EDIT: it appears to be that the ConcurrentBag<T> internally keeps a list per Thread.CurrentThread, locks 2-4 times depending on if it is running on a new thread, and performs at least one Interlocked.Exchange. As noted in MSDN: "optimized for scenarios where the same thread will be both producing and consuming data stored in the bag." This is the most likely explanation for your performance decrease versus a raw list.
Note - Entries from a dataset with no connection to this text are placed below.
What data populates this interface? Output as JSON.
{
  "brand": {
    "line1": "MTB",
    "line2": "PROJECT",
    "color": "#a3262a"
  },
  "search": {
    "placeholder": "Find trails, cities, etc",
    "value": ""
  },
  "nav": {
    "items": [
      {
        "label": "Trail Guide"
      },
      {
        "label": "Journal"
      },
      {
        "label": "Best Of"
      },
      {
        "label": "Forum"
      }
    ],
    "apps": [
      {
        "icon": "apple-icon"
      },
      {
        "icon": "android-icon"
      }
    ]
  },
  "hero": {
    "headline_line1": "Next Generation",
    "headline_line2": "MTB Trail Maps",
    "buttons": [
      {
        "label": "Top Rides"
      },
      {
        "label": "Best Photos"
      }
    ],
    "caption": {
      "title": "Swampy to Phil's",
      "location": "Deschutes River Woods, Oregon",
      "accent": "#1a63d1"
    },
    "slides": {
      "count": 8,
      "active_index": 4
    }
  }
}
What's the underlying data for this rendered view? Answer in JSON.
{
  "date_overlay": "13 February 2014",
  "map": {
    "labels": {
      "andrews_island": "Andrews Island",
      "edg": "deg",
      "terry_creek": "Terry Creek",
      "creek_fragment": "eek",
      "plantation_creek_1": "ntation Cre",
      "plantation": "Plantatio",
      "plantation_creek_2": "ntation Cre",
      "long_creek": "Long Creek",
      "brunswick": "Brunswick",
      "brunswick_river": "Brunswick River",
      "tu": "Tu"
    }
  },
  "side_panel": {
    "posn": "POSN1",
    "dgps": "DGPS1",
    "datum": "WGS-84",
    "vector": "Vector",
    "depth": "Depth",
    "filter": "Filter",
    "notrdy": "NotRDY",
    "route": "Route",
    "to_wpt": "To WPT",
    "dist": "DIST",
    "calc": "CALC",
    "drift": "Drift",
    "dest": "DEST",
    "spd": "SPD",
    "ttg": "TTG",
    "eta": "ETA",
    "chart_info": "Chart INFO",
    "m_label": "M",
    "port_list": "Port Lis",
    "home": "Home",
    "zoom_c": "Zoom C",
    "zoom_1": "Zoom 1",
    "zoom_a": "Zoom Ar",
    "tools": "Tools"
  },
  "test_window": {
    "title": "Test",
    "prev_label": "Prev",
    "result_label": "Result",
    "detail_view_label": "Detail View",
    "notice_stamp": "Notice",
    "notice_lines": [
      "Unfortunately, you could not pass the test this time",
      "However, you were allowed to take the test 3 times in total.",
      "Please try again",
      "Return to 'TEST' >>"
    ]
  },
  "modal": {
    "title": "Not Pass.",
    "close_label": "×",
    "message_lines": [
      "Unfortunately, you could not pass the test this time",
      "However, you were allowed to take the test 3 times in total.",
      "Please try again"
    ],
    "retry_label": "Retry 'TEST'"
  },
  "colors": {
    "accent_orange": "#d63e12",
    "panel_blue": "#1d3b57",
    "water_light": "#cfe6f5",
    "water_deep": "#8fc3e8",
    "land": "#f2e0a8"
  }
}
This is already resolved in .NET 4.5. The underlying issue was that ThreadLocal, which ConcurrentBag uses, didn’t expect to have a lot of instances. That has been fixed, and now can run fairly fast.
source - The HIGH cost of ConcurrentBag in .NET 4.0
As #Darin-Dimitrov said, I suspect that your Parallel.For isn't actually spawning the same number of threads in each of the two results. Try manually creating N threads to ensure that you are actually seeing thread contention in both cases.
You basically have very few concurrent writes and no contention (Parallel.For doesn't necessarily mean many threads). Try parallelizing the writes and you will observe different results:
class Program
{
private static object list1_lock = new object();
private const int collSize = 1000;
static void Main()
{
ConcurrentBagTest();
LockCollTest();
}
private static void ConcurrentBagTest()
{
var bag1 = new ConcurrentBag<int>();
var stopWatch = Stopwatch.StartNew();
Task.WaitAll(Enumerable.Range(1, collSize).Select(x => Task.Factory.StartNew(() =>
{
Thread.Sleep(5);
bag1.Add(x);
})).ToArray());
stopWatch.Stop();
Console.WriteLine("Elapsed Time = {0}", stopWatch.Elapsed.TotalSeconds);
}
private static void LockCollTest()
{
var lst1 = new List<int>(collSize);
var stopWatch = Stopwatch.StartNew();
Task.WaitAll(Enumerable.Range(1, collSize).Select(x => Task.Factory.StartNew(() =>
{
lock (list1_lock)
{
Thread.Sleep(5);
lst1.Add(x);
}
})).ToArray());
stopWatch.Stop();
Console.WriteLine("Elapsed = {0}", stopWatch.Elapsed.TotalSeconds);
}
}
My guess is that locks don't experience much contention. I would recommend reading following article: Java theory and practice: Anatomy of a flawed microbenchmark. The article discusses a lock microbenchmark. As stated in the article there are a lot of things to take into consideration in this kind of situations.
It would be interesting to see scaling between the two of them.
Two questions
1) how fast is bag vs list for reading, remember to put a lock on the list
2) how fast is bag vs list for reading while another thread is writing
Because the loop body is small, you could try using the Partitioner class Create method...
which enables you to provide a
sequential loop for the delegate body,
so that the delegate is invoked only
once per partition, instead of once
per iteration
How to: Speed Up Small Loop Bodies
It appears that ConcurrentBag is just slower than the other concurrent collections.
I think it's an implementation problem- ANTS Profiler shows that it is gets bogged down in a couple of places - including an array copy.
Using concurrent dictionary is thousands of times faster.